Now, two nights before New Year's Eve,
I'm traveling to Moscow, during the people's purge of the czar,
Being transported, in a cattle car, to Yuriatin, in the Urals,
And sleighing to Varykino, where I'll stay in an icebound dacha,
With Yuri and Lara, through the lens-pen of Dr. Zhivago.
The threads interlacing these three snowy locations,
Spanning a century, have everything to do with me,
My poetic weaver's capacity
To stitch artistic years into compatible magical fabrics
That my spirit can wear when it's unspeakably cold.

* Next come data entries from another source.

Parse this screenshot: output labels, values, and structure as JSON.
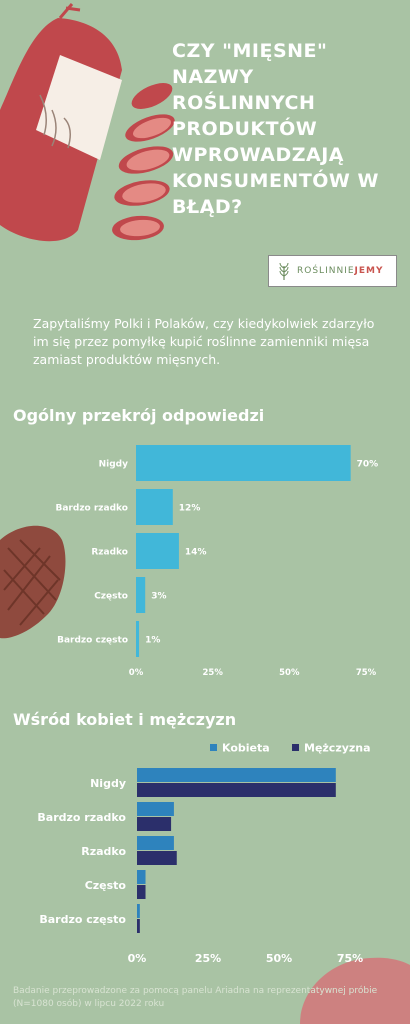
{
  "header": {
    "title": "CZY \"MIĘSNE\" NAZWY ROŚLINNYCH PRODUKTÓW WPROWADZAJĄ KONSUMENTÓW W BŁĄD?",
    "logo_part1": "ROŚLINNIE",
    "logo_part2": "JEMY"
  },
  "intro": "Zapytaliśmy Polki i Polaków, czy kiedykolwiek zdarzyło im się przez pomyłkę kupić roślinne zamienniki mięsa zamiast produktów mięsnych.",
  "section1_title": "Ogólny przekrój odpowiedzi",
  "section2_title": "Wśród kobiet i mężczyzn",
  "footnote": "Badanie przeprowadzone za pomocą panelu Ariadna na reprezentatywnej próbie (N=1080 osób) w lipcu 2022 roku",
  "colors": {
    "background": "#a9c3a4",
    "bar_overall": "#41b7d9",
    "kobieta": "#2e83bd",
    "mezczyzna": "#2b2f6b",
    "sausage": "#c0484c",
    "steak": "#8f4a3e"
  },
  "chart_data": [
    {
      "type": "bar",
      "orientation": "horizontal",
      "title": "Ogólny przekrój odpowiedzi",
      "categories": [
        "Nigdy",
        "Bardzo rzadko",
        "Rzadko",
        "Często",
        "Bardzo często"
      ],
      "values": [
        70,
        12,
        14,
        3,
        1
      ],
      "value_labels": [
        "70%",
        "12%",
        "14%",
        "3%",
        "1%"
      ],
      "x_ticks": [
        "0%",
        "25%",
        "50%",
        "75%"
      ],
      "xlim": [
        0,
        75
      ],
      "grid": false
    },
    {
      "type": "bar",
      "orientation": "horizontal",
      "title": "Wśród kobiet i mężczyzn",
      "categories": [
        "Nigdy",
        "Bardzo rzadko",
        "Rzadko",
        "Często",
        "Bardzo często"
      ],
      "series": [
        {
          "name": "Kobieta",
          "values": [
            70,
            13,
            13,
            3,
            1
          ]
        },
        {
          "name": "Mężczyzna",
          "values": [
            70,
            12,
            14,
            3,
            1
          ]
        }
      ],
      "x_ticks": [
        "0%",
        "25%",
        "50%",
        "75%"
      ],
      "xlim": [
        0,
        75
      ],
      "legend": "top",
      "grid": false
    }
  ]
}
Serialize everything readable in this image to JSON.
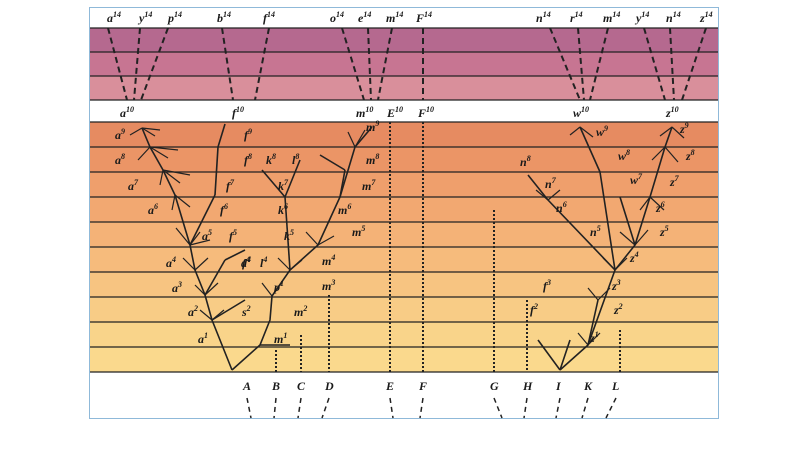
{
  "colors": {
    "band_top": "#b5698f",
    "band_mid": "#d38390",
    "band_bottom_pink": "#e7a7a7",
    "band_orange_top": "#e58a5f",
    "band_orange_bottom": "#f9d68b",
    "line": "#222222",
    "frame": "#8fb9d9"
  },
  "labels": {
    "top_row": [
      {
        "base": "a",
        "sup": "14"
      },
      {
        "base": "y",
        "sup": "14"
      },
      {
        "base": "p",
        "sup": "14"
      },
      {
        "base": "b",
        "sup": "14"
      },
      {
        "base": "f",
        "sup": "14"
      },
      {
        "base": "o",
        "sup": "14"
      },
      {
        "base": "e",
        "sup": "14"
      },
      {
        "base": "m",
        "sup": "14"
      },
      {
        "base": "F",
        "sup": "14"
      },
      {
        "base": "n",
        "sup": "14"
      },
      {
        "base": "r",
        "sup": "14"
      },
      {
        "base": "m",
        "sup": "14"
      },
      {
        "base": "y",
        "sup": "14"
      },
      {
        "base": "n",
        "sup": "14"
      },
      {
        "base": "z",
        "sup": "14"
      }
    ],
    "mid_row": [
      {
        "base": "a",
        "sup": "10"
      },
      {
        "base": "f",
        "sup": "10"
      },
      {
        "base": "m",
        "sup": "10"
      },
      {
        "base": "E",
        "sup": "10"
      },
      {
        "base": "F",
        "sup": "10"
      },
      {
        "base": "w",
        "sup": "10"
      },
      {
        "base": "z",
        "sup": "10"
      }
    ],
    "left_tree": [
      {
        "base": "a",
        "sup": "9"
      },
      {
        "base": "a",
        "sup": "8"
      },
      {
        "base": "a",
        "sup": "7"
      },
      {
        "base": "a",
        "sup": "6"
      },
      {
        "base": "a",
        "sup": "5"
      },
      {
        "base": "a",
        "sup": "4"
      },
      {
        "base": "a",
        "sup": "3"
      },
      {
        "base": "a",
        "sup": "2"
      },
      {
        "base": "a",
        "sup": "1"
      },
      {
        "base": "f",
        "sup": "9"
      },
      {
        "base": "f",
        "sup": "8"
      },
      {
        "base": "f",
        "sup": "7"
      },
      {
        "base": "f",
        "sup": "6"
      },
      {
        "base": "f",
        "sup": "5"
      },
      {
        "base": "f",
        "sup": "4"
      },
      {
        "base": "d",
        "sup": "4"
      },
      {
        "base": "s",
        "sup": "2"
      },
      {
        "base": "k",
        "sup": "8"
      },
      {
        "base": "k",
        "sup": "7"
      },
      {
        "base": "k",
        "sup": "6"
      },
      {
        "base": "k",
        "sup": "5"
      },
      {
        "base": "l",
        "sup": "8"
      },
      {
        "base": "l",
        "sup": "4"
      },
      {
        "base": "p",
        "sup": "1"
      },
      {
        "base": "m",
        "sup": "9"
      },
      {
        "base": "m",
        "sup": "8"
      },
      {
        "base": "m",
        "sup": "7"
      },
      {
        "base": "m",
        "sup": "6"
      },
      {
        "base": "m",
        "sup": "5"
      },
      {
        "base": "m",
        "sup": "4"
      },
      {
        "base": "m",
        "sup": "3"
      },
      {
        "base": "m",
        "sup": "2"
      },
      {
        "base": "m",
        "sup": "1"
      }
    ],
    "right_tree": [
      {
        "base": "w",
        "sup": "9"
      },
      {
        "base": "w",
        "sup": "8"
      },
      {
        "base": "w",
        "sup": "7"
      },
      {
        "base": "n",
        "sup": "8"
      },
      {
        "base": "n",
        "sup": "7"
      },
      {
        "base": "n",
        "sup": "6"
      },
      {
        "base": "n",
        "sup": "5"
      },
      {
        "base": "z",
        "sup": "9"
      },
      {
        "base": "z",
        "sup": "8"
      },
      {
        "base": "z",
        "sup": "7"
      },
      {
        "base": "z",
        "sup": "6"
      },
      {
        "base": "z",
        "sup": "5"
      },
      {
        "base": "z",
        "sup": "4"
      },
      {
        "base": "z",
        "sup": "3"
      },
      {
        "base": "z",
        "sup": "2"
      },
      {
        "base": "z",
        "sup": "1"
      },
      {
        "base": "f",
        "sup": "3"
      },
      {
        "base": "f",
        "sup": "2"
      }
    ],
    "species": [
      "A",
      "B",
      "C",
      "D",
      "E",
      "F",
      "G",
      "H",
      "I",
      "K",
      "L"
    ]
  }
}
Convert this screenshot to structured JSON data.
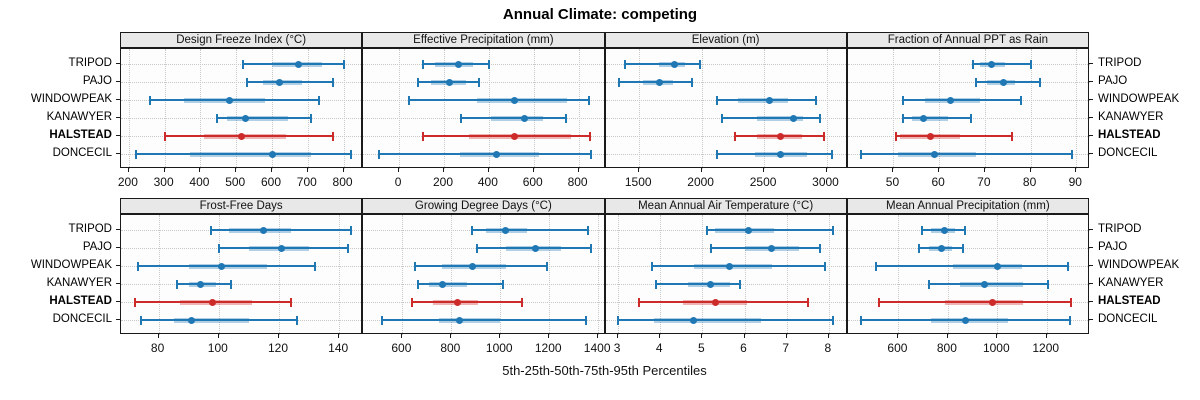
{
  "title": "Annual Climate: competing",
  "xlabel": "5th-25th-50th-75th-95th Percentiles",
  "sites": [
    "TRIPOD",
    "PAJO",
    "WINDOWPEAK",
    "KANAWYER",
    "HALSTEAD",
    "DONCECIL"
  ],
  "highlight_site": "HALSTEAD",
  "colors": {
    "series": "#1f77b4",
    "highlight": "#cd2a2a",
    "strip_bg": "#e8e8e8",
    "grid": "#c8c8c8",
    "border": "#1a1a1a"
  },
  "chart_data": {
    "type": "percentile-dotplot",
    "percentile_labels": [
      "5th",
      "25th",
      "50th",
      "75th",
      "95th"
    ],
    "grid": {
      "rows": 2,
      "cols": 4
    },
    "panels": [
      {
        "title": "Design Freeze Index (°C)",
        "row": 0,
        "col": 0,
        "domain": [
          178,
          855
        ],
        "ticks": [
          200,
          300,
          400,
          500,
          600,
          700,
          800
        ],
        "values": {
          "TRIPOD": [
            520,
            600,
            675,
            740,
            800
          ],
          "PAJO": [
            530,
            575,
            620,
            685,
            770
          ],
          "WINDOWPEAK": [
            260,
            355,
            480,
            580,
            730
          ],
          "KANAWYER": [
            445,
            475,
            525,
            645,
            710
          ],
          "HALSTEAD": [
            300,
            410,
            515,
            640,
            770
          ],
          "DONCECIL": [
            220,
            370,
            600,
            710,
            820
          ]
        }
      },
      {
        "title": "Effective Precipitation (mm)",
        "row": 0,
        "col": 1,
        "domain": [
          -160,
          920
        ],
        "ticks": [
          0,
          200,
          400,
          600,
          800
        ],
        "values": {
          "TRIPOD": [
            105,
            160,
            265,
            330,
            400
          ],
          "PAJO": [
            85,
            140,
            225,
            300,
            355
          ],
          "WINDOWPEAK": [
            45,
            345,
            515,
            750,
            845
          ],
          "KANAWYER": [
            275,
            410,
            560,
            640,
            745
          ],
          "HALSTEAD": [
            105,
            310,
            515,
            765,
            850
          ],
          "DONCECIL": [
            -90,
            270,
            435,
            625,
            855
          ]
        }
      },
      {
        "title": "Elevation (m)",
        "row": 0,
        "col": 2,
        "domain": [
          1230,
          3170
        ],
        "ticks": [
          1500,
          2000,
          2500,
          3000
        ],
        "values": {
          "TRIPOD": [
            1390,
            1660,
            1780,
            1870,
            1990
          ],
          "PAJO": [
            1340,
            1530,
            1665,
            1770,
            1920
          ],
          "WINDOWPEAK": [
            2120,
            2290,
            2540,
            2695,
            2915
          ],
          "KANAWYER": [
            2165,
            2440,
            2735,
            2815,
            2950
          ],
          "HALSTEAD": [
            2270,
            2440,
            2630,
            2805,
            2980
          ],
          "DONCECIL": [
            2125,
            2425,
            2630,
            2845,
            3045
          ]
        }
      },
      {
        "title": "Fraction of Annual PPT as Rain",
        "row": 0,
        "col": 3,
        "domain": [
          40,
          93
        ],
        "ticks": [
          50,
          60,
          70,
          80,
          90
        ],
        "values": {
          "TRIPOD": [
            67.5,
            69,
            71.5,
            74.5,
            80
          ],
          "PAJO": [
            68,
            70.5,
            74,
            76.5,
            82
          ],
          "WINDOWPEAK": [
            52,
            57,
            62.5,
            69,
            78
          ],
          "KANAWYER": [
            52,
            54,
            56.5,
            62,
            67
          ],
          "HALSTEAD": [
            50.5,
            51.5,
            58,
            64.5,
            76
          ],
          "DONCECIL": [
            43,
            51,
            59,
            68,
            89
          ]
        }
      },
      {
        "title": "Frost-Free Days",
        "row": 1,
        "col": 0,
        "domain": [
          67.5,
          148
        ],
        "ticks": [
          80,
          100,
          120,
          140
        ],
        "values": {
          "TRIPOD": [
            97.5,
            103.5,
            115,
            124,
            144
          ],
          "PAJO": [
            100,
            110,
            121,
            130,
            143
          ],
          "WINDOWPEAK": [
            73,
            90,
            101,
            116,
            132
          ],
          "KANAWYER": [
            86,
            90,
            94,
            99,
            104
          ],
          "HALSTEAD": [
            72,
            87,
            98,
            111,
            124
          ],
          "DONCECIL": [
            74,
            85,
            91,
            110,
            126
          ]
        }
      },
      {
        "title": "Growing Degree Days (°C)",
        "row": 1,
        "col": 1,
        "domain": [
          440,
          1430
        ],
        "ticks": [
          600,
          800,
          1000,
          1200,
          1400
        ],
        "values": {
          "TRIPOD": [
            885,
            940,
            1020,
            1110,
            1360
          ],
          "PAJO": [
            905,
            1025,
            1145,
            1250,
            1370
          ],
          "WINDOWPEAK": [
            650,
            760,
            885,
            1025,
            1190
          ],
          "KANAWYER": [
            665,
            710,
            765,
            865,
            1010
          ],
          "HALSTEAD": [
            640,
            725,
            825,
            910,
            1090
          ],
          "DONCECIL": [
            515,
            750,
            835,
            1000,
            1350
          ]
        }
      },
      {
        "title": "Mean Annual Air Temperature (°C)",
        "row": 1,
        "col": 2,
        "domain": [
          2.7,
          8.45
        ],
        "ticks": [
          3,
          4,
          5,
          6,
          7,
          8
        ],
        "values": {
          "TRIPOD": [
            5.1,
            5.3,
            6.1,
            6.7,
            8.1
          ],
          "PAJO": [
            5.2,
            6.0,
            6.65,
            7.3,
            7.8
          ],
          "WINDOWPEAK": [
            3.8,
            4.8,
            5.65,
            6.65,
            7.9
          ],
          "KANAWYER": [
            3.9,
            4.65,
            5.2,
            5.65,
            5.9
          ],
          "HALSTEAD": [
            3.5,
            4.55,
            5.3,
            6.05,
            7.5
          ],
          "DONCECIL": [
            3.0,
            3.85,
            4.8,
            6.4,
            8.1
          ]
        }
      },
      {
        "title": "Mean Annual Precipitation (mm)",
        "row": 1,
        "col": 3,
        "domain": [
          395,
          1375
        ],
        "ticks": [
          600,
          800,
          1000,
          1200
        ],
        "values": {
          "TRIPOD": [
            695,
            730,
            785,
            830,
            870
          ],
          "PAJO": [
            685,
            725,
            775,
            815,
            860
          ],
          "WINDOWPEAK": [
            510,
            820,
            1000,
            1100,
            1285
          ],
          "KANAWYER": [
            725,
            850,
            950,
            1105,
            1205
          ],
          "HALSTEAD": [
            520,
            790,
            980,
            1105,
            1300
          ],
          "DONCECIL": [
            450,
            730,
            870,
            1045,
            1295
          ]
        }
      }
    ]
  }
}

For years, I've hoped to juxtapose these two movies,
Show them on my North Woods screen, in winter,
Let them ferry my imagination to the edges of despair,
Remind me just how fleeting our passions can be,
For suffering the cruelties inflicted by our too-human doings,
How ephemeral the days doled out to our destinies are,
Given that fate is such an indifferent, prodigal apostate,
How conflicted our relationships with ourselves are,
And how, when personal turmoil storms our dreams,
Love can warm our chilled hearts, our shivering souls.